Stuff Moms Like: The Killing

My mom and I both watch “The Killing”—and last night we made a point of watching the finale together—but I think that, at this juncture, we both have very different feelings about it. It’s the kind of show that started out great: it had a compelling marketing campaign, and it began airing just when other shows were wrapping up for the season. But at this point, if one of my friends told me she was going to start watching “The Killing,” I’d tell her to just watch “Twin Peaks”—or, hell, “Pretty Little Liars”—instead.

It’s not that I think this show is bad, necessarily, but rather that I don’t think it ever knew what it wanted to be. My mom is optimistic—she’s in it for the long haul—but I, like many others, can’t get over the fact that a show boasting a complete mystery over the course of 13 episodes didn’t deliver on that crucial detail. You see, last night’s episode ended on a cliffhanger, which, though in some ways satisfying, essentially undercut the appeal of the show. What was touted, more or less, as a miniseries, has instead been stretched out indefinitely. The lack of focus, already painfully obvious, has at this point become almost laughable. “Who Killed Rosie Larsen?” has instead become “Who Cares?” and “Who Stole 13 Hours of My Life?” …Which is not to say that “The Killing” has actually been a total waste, or that all is lost. But, seriously, how much should we viewers be expected to invest in this show before we finally get some payoff?

What “The Killing” is and what it professes to be may be two very different things, but this much is certain: The show details the investigation into the murder of high schooler Rosie Larsen, whose body is found in the trunk of a car used for the campaign of an upcoming mayoral candidate. As can be expected, all is not as it seems, and everyone–from Rosie’s parents to her teacher to, of course, the politicians—has a secret. Yet, “The Killing” also has a softer side, one that shows, unflinchingly, the various ways that grief can manifest. Viewers spend equal time with the police and Rosie’s mourning parents, and observe the shockwaves that a single death can send through a community. After a knockout first episode, the show began to falter, until eventually the pacing was simply confounding, and the twists haphazard. Still, it had on its side some exceptional performances, great atmosphere, and, of course, the promise that at the end of 13 weeks we would know who had killed Rosie Larsen.

Despite some genuinely shocking developments, and some truly heart-rending moments, “The Killing” has yet to live up to the promise of its marketing. It has been misrepresented as the antidote to the typical police procedural—too often it falls into the same gimmicky traps—and claims of its sensitivity to the grieving process are undercut by the fact that the Larsen family can come off as rather one-note. Furthermore, its similarities to “Twin Peaks” have only further clarified the ways in which this show is inferior to the David Lynch classic. Yet, I would still consider myself a fan, as there are continually scenes that shock me from my apathy. Moments like the one in which Rosie’s mother, alone in the bathtub, imagines what it’s like to drown (as Rosie did) are chilling; it is the show’s ability to channel the most desperate spaces of the human mind that makes it stand out.

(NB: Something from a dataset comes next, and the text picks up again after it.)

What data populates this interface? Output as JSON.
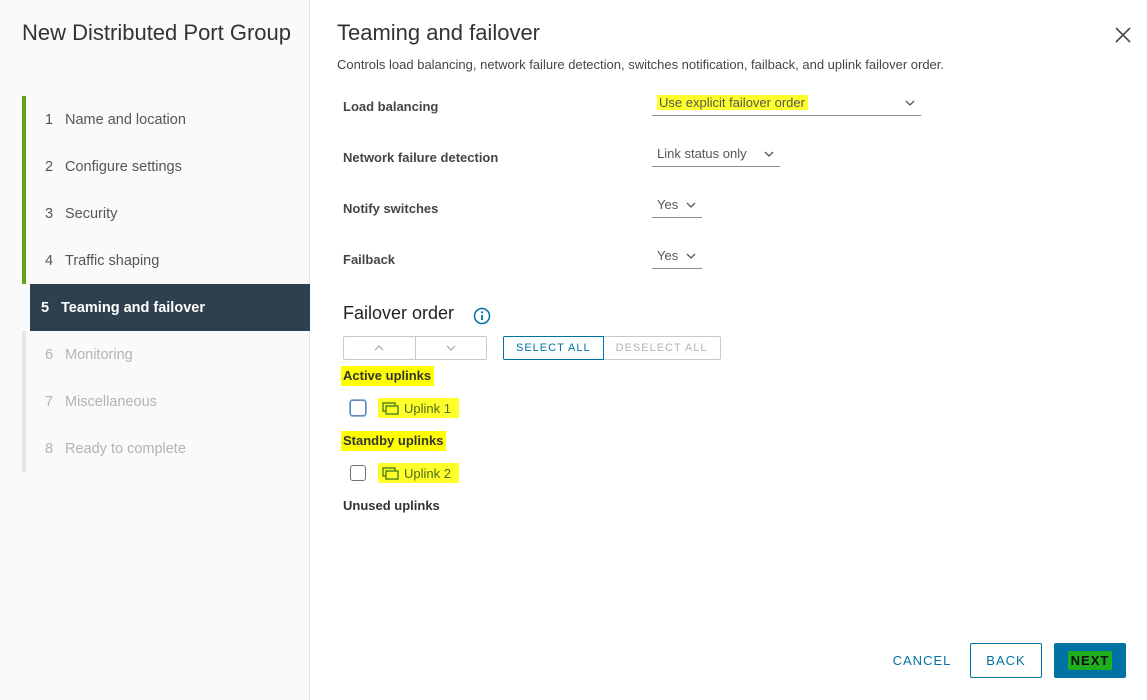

There are still many unanswered questions, not only about Rosie, but also about the detectives, Linden and Holder, who have recently begun to develop into interesting characters in their own right. I am hoping that a second season will mean that all of these questions can be approached with careful consideration, and answered in a satisfying manner. Still, I, like Rosie’s mother, have learned that you can only hold your breath for so long. It seems that even on TV you can’t always find the answers you crave, or the closure you need. Does this signify the beginning of a new kind of show, one that delays gratification until the point that it is no longer desired? Or have the writers simply been so greedy (or misguided) that they refused to end the case before they had wrung every last drop from it? I hesitate to call the move brilliant, but it does require a certain amount of gall. We are now on the line just as much as Rosie’s parents, wondering if our questions will ever be answered.

I am glad that both my mom and I watch “The Killing,” because I need some perspective. I need someone to remind me of what I like about it, and to help me focus my own complaints. My mom agrees with me on many things—for example, that the mood takes precedence over the story, and that the writing can be weak—but she’s also able to find the thrill in it, to accept it for what it is. As I read the angry reviews that draw me further away from my initial reactions, I am grateful for someone who can remind me of how I found the finale not only frustrating but exciting. Of how I found the show, for all its faults, a unique experience, a welcome diversion. For those who have yet to watch “The Killing,” I would recommend holding off until season 2 is about to start. But, with the chance to watch it in one seamless run, I see no reason why somebody should reject this series. I only hope that a second season will allow the writers to focus their efforts, tighten their storytelling, and of course…tell us who friggin’ killed Rosie Larsen!